Marek flinched a little, raised an eyebrow, and asked, “He came back …?”

Phyrea shuddered, hugged herself again, turned back to face the window though her head tipped down to look at the floor, and said, “A ghoul.”

“A sword that makes ghouls, is it?”

“No,” she said. “It was a ghast.”

“Have you heard about the canal?” he asked, changing the subject as fast as possible in hopes of snapping her out of what seemed almost a hypnotic state.

She turned and faced him again. The terror in her eyes replaced with annoyed curiosity, she asked, “What?”

“This mad man has convinced our dear ransar to give him all the gold in the city in order to dig a trench all the way from the Lake of Steam to the Nagaflow and fill it up with water. I understand it will take a hundred thousand men a hundred thousand years to dig it, but they’ve begun in earnest.”
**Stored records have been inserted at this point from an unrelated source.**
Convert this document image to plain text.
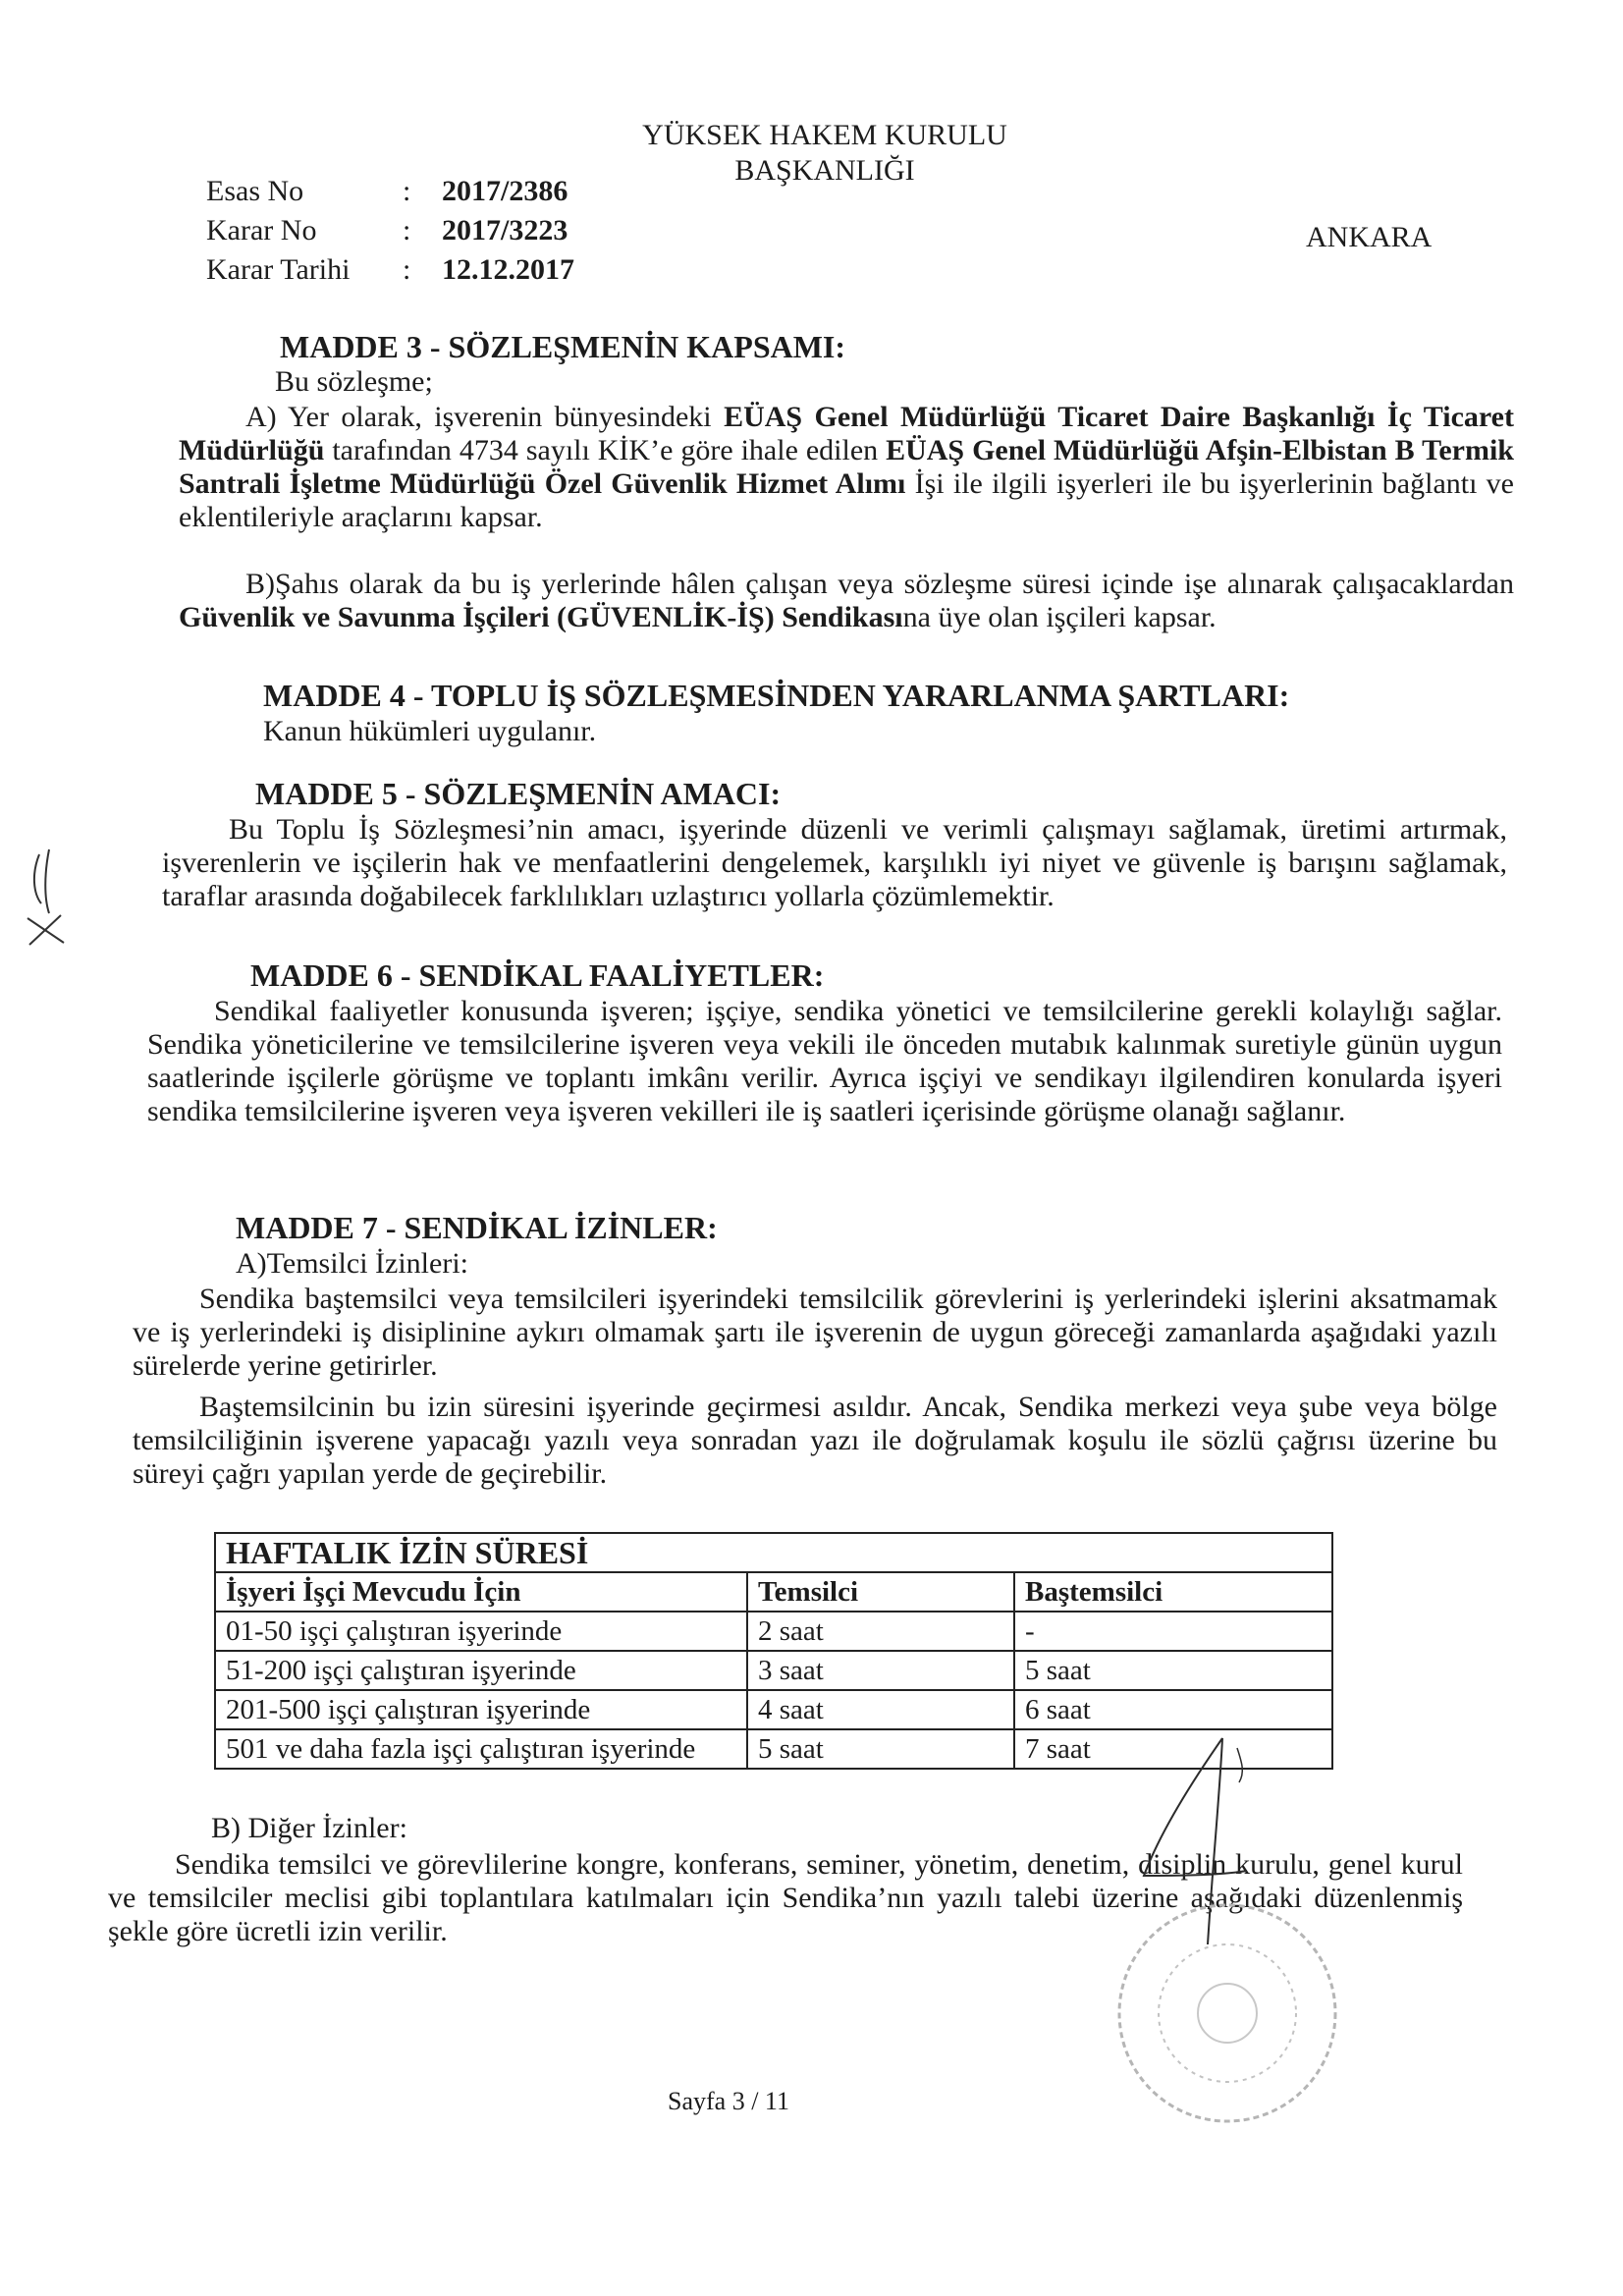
YÜKSEK HAKEM KURULU
BAŞKANLIĞI
Esas No	: 2017/2386
Karar No	: 2017/3223
Karar Tarihi : 12.12.2017
ANKARA
MADDE 3 - SÖZLEŞMENİN KAPSAMI:
Bu sözleşme;
A) Yer olarak, işverenin bünyesindeki EÜAŞ Genel Müdürlüğü Ticaret Daire Başkanlığı İç Ticaret Müdürlüğü tarafından 4734 sayılı KİK’e göre ihale edilen EÜAŞ Genel Müdürlüğü Afşin-Elbistan B Termik Santrali İşletme Müdürlüğü Özel Güvenlik Hizmet Alımı İşi ile ilgili işyerleri ile bu işyerlerinin bağlantı ve eklentileriyle araçlarını kapsar.
B)Şahıs olarak da bu iş yerlerinde hâlen çalışan veya sözleşme süresi içinde işe alınarak çalışacaklardan Güvenlik ve Savunma İşçileri (GÜVENLİK-İŞ) Sendikasına üye olan işçileri kapsar.
MADDE 4 - TOPLU İŞ SÖZLEŞMESİNDEN YARARLANMA ŞARTLARI:
Kanun hükümleri uygulanır.
MADDE 5 - SÖZLEŞMENİN AMACI:
Bu Toplu İş Sözleşmesi’nin amacı, işyerinde düzenli ve verimli çalışmayı sağlamak, üretimi artırmak, işverenlerin ve işçilerin hak ve menfaatlerini dengelemek, karşılıklı iyi niyet ve güvenle iş barışını sağlamak, taraflar arasında doğabilecek farklılıkları uzlaştırıcı yollarla çözümlemektir.
MADDE 6 - SENDİKAL FAALİYETLER:
Sendikal faaliyetler konusunda işveren; işçiye, sendika yönetici ve temsilcilerine gerekli kolaylığı sağlar. Sendika yöneticilerine ve temsilcilerine işveren veya vekili ile önceden mutabık kalınmak suretiyle günün uygun saatlerinde işçilerle görüşme ve toplantı imkânı verilir. Ayrıca işçiyi ve sendikayı ilgilendiren konularda işyeri sendika temsilcilerine işveren veya işveren vekilleri ile iş saatleri içerisinde görüşme olanağı sağlanır.
MADDE 7 - SENDİKAL İZİNLER:
A)Temsilci İzinleri:
Sendika baştemsilci veya temsilcileri işyerindeki temsilcilik görevlerini iş yerlerindeki işlerini aksatmamak ve iş yerlerindeki iş disiplinine aykırı olmamak şartı ile işverenin de uygun göreceği zamanlarda aşağıdaki yazılı sürelerde yerine getirirler.
Baştemsilcinin bu izin süresini işyerinde geçirmesi asıldır. Ancak, Sendika merkezi veya şube veya bölge temsilciliğinin işverene yapacağı yazılı veya sonradan yazı ile doğrulamak koşulu ile sözlü çağrısı üzerine bu süreyi çağrı yapılan yerde de geçirebilir.
HAFTALIK İZİN SÜRESİ		
İşyeri İşçi Mevcudu İçin	Temsilci	Baştemsilci
01-50 işçi çalıştıran işyerinde	2 saat	-
51-200 işçi çalıştıran işyerinde	3 saat	5 saat
201-500 işçi çalıştıran işyerinde	4 saat	6 saat
501 ve daha fazla işçi çalıştıran işyerinde	5 saat	7 saat
B) Diğer İzinler:
Sendika temsilci ve görevlilerine kongre, konferans, seminer, yönetim, denetim, disiplin kurulu, genel kurul ve temsilciler meclisi gibi toplantılara katılmaları için Sendika’nın yazılı talebi üzerine aşağıdaki düzenlenmiş şekle göre ücretli izin verilir.
Sayfa 3 / 11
She didn’t seem to believe him, and not just because he’d so greatly exaggerated the number of men and the length of time the project would require. She’d been back in the city long enough that surely she’d have heard of Ivar Devorast and his fool’s errand. But she hadn’t.
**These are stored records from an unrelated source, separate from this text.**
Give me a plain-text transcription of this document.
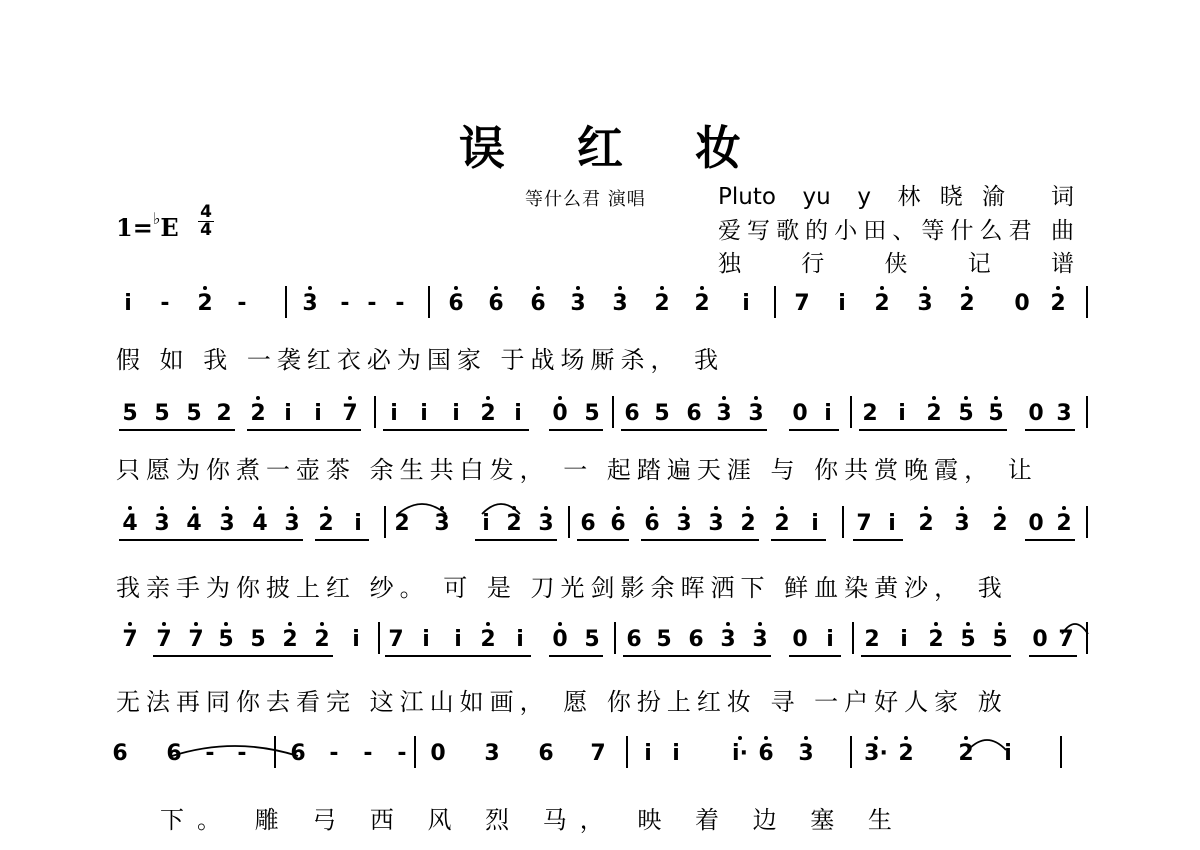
误 红 妆
等什么君 演唱	Pluto yu y 林晓渝 词
爱写歌的小田、等什么君 曲
独 行 侠 记 谱
1=♭E
4
4
i	- 2 -	3 - - - 6 6 6 3 3 2 2	i	7	i	2 3 2 0 2
假 如 我 一袭红衣必为国家 于战场厮杀， 我
5 5 5 2 2 i	i 7	i	i	i 2 i	0 5 6 5 6 3 3 0 i	2 i 2 5 5 0 3
只愿为你煮一壶茶 余生共白发， 一 起踏遍天涯 与 你共赏晚霞， 让
4 3 4 3 4 3 2 i	2 3	i 2 3 6 6 6 3 3 2 2 i	7 i	2 3 2 0 2
我亲手为你披上红 纱。 可 是 刀光剑影余晖洒下 鲜血染黄沙， 我
7 7 7 5 5 2 2	i	7 i	i 2 i	0 5 6 5 6 3 3 0 i	2 i 2 5 5 0 7
无法再同你去看完 这江山如画， 愿 你扮上红妆 寻 一户好人家 放
6 6 - - 6 - - - 0 3 6 7	i i	i· 6 3 3· 2 2	i
下。 雕 弓 西 风 烈 马， 映 着 边 塞 生
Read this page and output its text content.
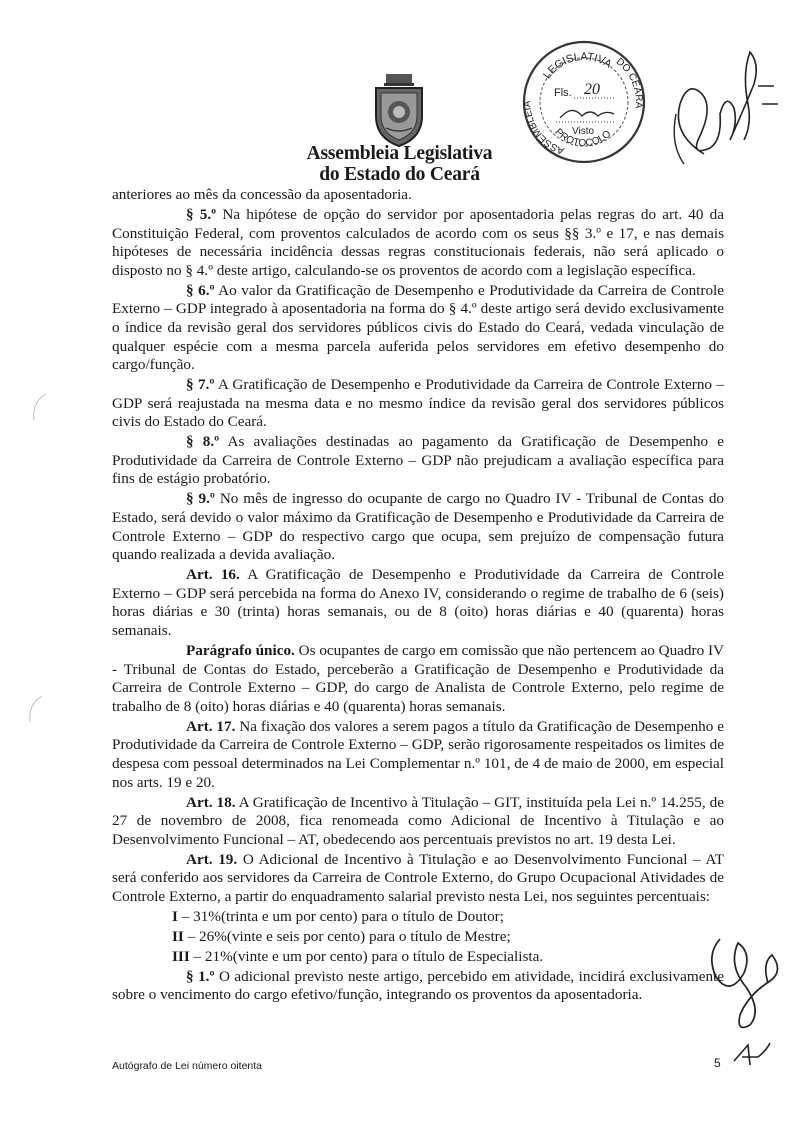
Assembleia Legislativa
do Estado do Ceará
LEGISLATIVA
ASSEMBLEIA
DO CEARÁ
PROTOCOLO
Fls. 20
Visto

anteriores ao mês da concessão da aposentadoria.

§ 5.º Na hipótese de opção do servidor por aposentadoria pelas regras do art. 40 da Constituição Federal, com proventos calculados de acordo com os seus §§ 3.º e 17, e nas demais hipóteses de necessária incidência dessas regras constitucionais federais, não será aplicado o disposto no § 4.º deste artigo, calculando-se os proventos de acordo com a legislação específica.

§ 6.º Ao valor da Gratificação de Desempenho e Produtividade da Carreira de Controle Externo – GDP integrado à aposentadoria na forma do § 4.º deste artigo será devido exclusivamente o índice da revisão geral dos servidores públicos civis do Estado do Ceará, vedada vinculação de qualquer espécie com a mesma parcela auferida pelos servidores em efetivo desempenho do cargo/função.

§ 7.º A Gratificação de Desempenho e Produtividade da Carreira de Controle Externo – GDP será reajustada na mesma data e no mesmo índice da revisão geral dos servidores públicos civis do Estado do Ceará.

§ 8.º As avaliações destinadas ao pagamento da Gratificação de Desempenho e Produtividade da Carreira de Controle Externo – GDP não prejudicam a avaliação específica para fins de estágio probatório.

§ 9.º No mês de ingresso do ocupante de cargo no Quadro IV - Tribunal de Contas do Estado, será devido o valor máximo da Gratificação de Desempenho e Produtividade da Carreira de Controle Externo – GDP do respectivo cargo que ocupa, sem prejuízo de compensação futura quando realizada a devida avaliação.

Art. 16. A Gratificação de Desempenho e Produtividade da Carreira de Controle Externo – GDP será percebida na forma do Anexo IV, considerando o regime de trabalho de 6 (seis) horas diárias e 30 (trinta) horas semanais, ou de 8 (oito) horas diárias e 40 (quarenta) horas semanais.

Parágrafo único. Os ocupantes de cargo em comissão que não pertencem ao Quadro IV - Tribunal de Contas do Estado, perceberão a Gratificação de Desempenho e Produtividade da Carreira de Controle Externo – GDP, do cargo de Analista de Controle Externo, pelo regime de trabalho de 8 (oito) horas diárias e 40 (quarenta) horas semanais.

Art. 17. Na fixação dos valores a serem pagos a título da Gratificação de Desempenho e Produtividade da Carreira de Controle Externo – GDP, serão rigorosamente respeitados os limites de despesa com pessoal determinados na Lei Complementar n.º 101, de 4 de maio de 2000, em especial nos arts. 19 e 20.

Art. 18. A Gratificação de Incentivo à Titulação – GIT, instituída pela Lei n.º 14.255, de 27 de novembro de 2008, fica renomeada como Adicional de Incentivo à Titulação e ao Desenvolvimento Funcional – AT, obedecendo aos percentuais previstos no art. 19 desta Lei.

Art. 19. O Adicional de Incentivo à Titulação e ao Desenvolvimento Funcional – AT será conferido aos servidores da Carreira de Controle Externo, do Grupo Ocupacional Atividades de Controle Externo, a partir do enquadramento salarial previsto nesta Lei, nos seguintes percentuais:

I – 31%(trinta e um por cento) para o título de Doutor;

II – 26%(vinte e seis por cento) para o título de Mestre;

III – 21%(vinte e um por cento) para o título de Especialista.

§ 1.º O adicional previsto neste artigo, percebido em atividade, incidirá exclusivamente sobre o vencimento do cargo efetivo/função, integrando os proventos da aposentadoria.

Autógrafo de Lei número oitenta	5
“Does my father know about this?” she asked.

“Of course,” Marek replied. “He doesn’t like it one bit, of course. A sensible man, your father, his loyalties are with the city-state.”

“A canal,” she said, her voice a breathy, barely audible whisper. “If they can connect the Sea of Fallen Stars to …”
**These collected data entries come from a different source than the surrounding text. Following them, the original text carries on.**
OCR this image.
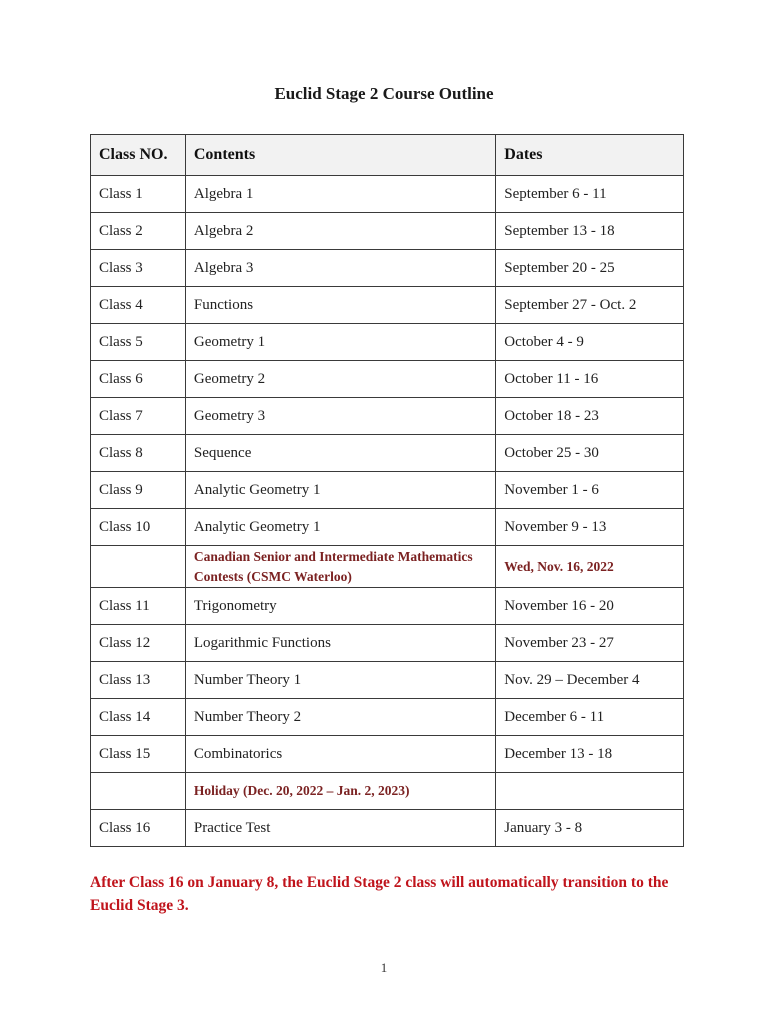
Euclid Stage 2 Course Outline
Class NO.	Contents	Dates
Class 1	Algebra 1	September 6 - 11
Class 2	Algebra 2	September 13 - 18
Class 3	Algebra 3	September 20 - 25
Class 4	Functions	September 27 - Oct. 2
Class 5	Geometry 1	October 4 - 9
Class 6	Geometry 2	October 11 - 16
Class 7	Geometry 3	October 18 - 23
Class 8	Sequence	October 25 - 30
Class 9	Analytic Geometry 1	November 1 - 6
Class 10	Analytic Geometry 1	November 9 - 13
	Canadian Senior and Intermediate Mathematics Contests (CSMC Waterloo)	Wed, Nov. 16, 2022
Class 11	Trigonometry	November 16 - 20
Class 12	Logarithmic Functions	November 23 - 27
Class 13	Number Theory 1	Nov. 29 – December 4
Class 14	Number Theory 2	December 6 - 11
Class 15	Combinatorics	December 13 - 18
	Holiday (Dec. 20, 2022 – Jan. 2, 2023)	
Class 16	Practice Test	January 3 - 8
After Class 16 on January 8, the Euclid Stage 2 class will automatically transition to the Euclid Stage 3.
1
He watched her stare at the floor, thinking about it. She seemed impressed, and Marek hated that. He hated people who were impressed with that dangerous idea, that mad errand.

“You will bring me the flamberge?” he asked.

Phyrea nodded, but her eyes gave no indication that she’d actually heard him. Again, she listened to something or someone Marek couldn’t hear.

So, he thought, the country house isn’t the only thing of the master builder’s that’s haunted.

4

3 Alturiak, the Year of the Sword (1365 DR)

SECOND QUARTER, INNARLITH

What is so special,” Surero whispered into the cold, damp air of his cell, “about one hundred and twenty-five?”

When they first locked him up, he’d been told that they would feed him once a day. Assuming they had been as good as their word, he’d been in the cell for one hundred and twenty-five days, since the first day of Marpenoth in the Year of the Wave.

“The third,” he told himself. “It’s the third day of Alturiak.”

“That’s right,” the voice from beyond the door replied.

The sound of the first human voice he’d heard in four months tickled Surero’s ears. Much as he’d tried to engage his jailers in conversation, none of them had ever answered. All they did was take the bucket of urine and feces, replace it with an empty bucket, then slide in the moldy, hard bread and the tin cup of water. Sometimes they gave him a strip of pork fat or a fish head.

“Why?” he asked the door. “Why today?”

There was no answer right away, and Surero’s heart raced. He stood on legs that had been too weak to support him for most of the last month. They held him, though, even if they were a bit shaky. He’d taken to spending his days sitting against the cool, rough stone of the subterranean cell. He had no window, and after he’d eaten the first two he came across, eventually even the spiders stopped wandering in.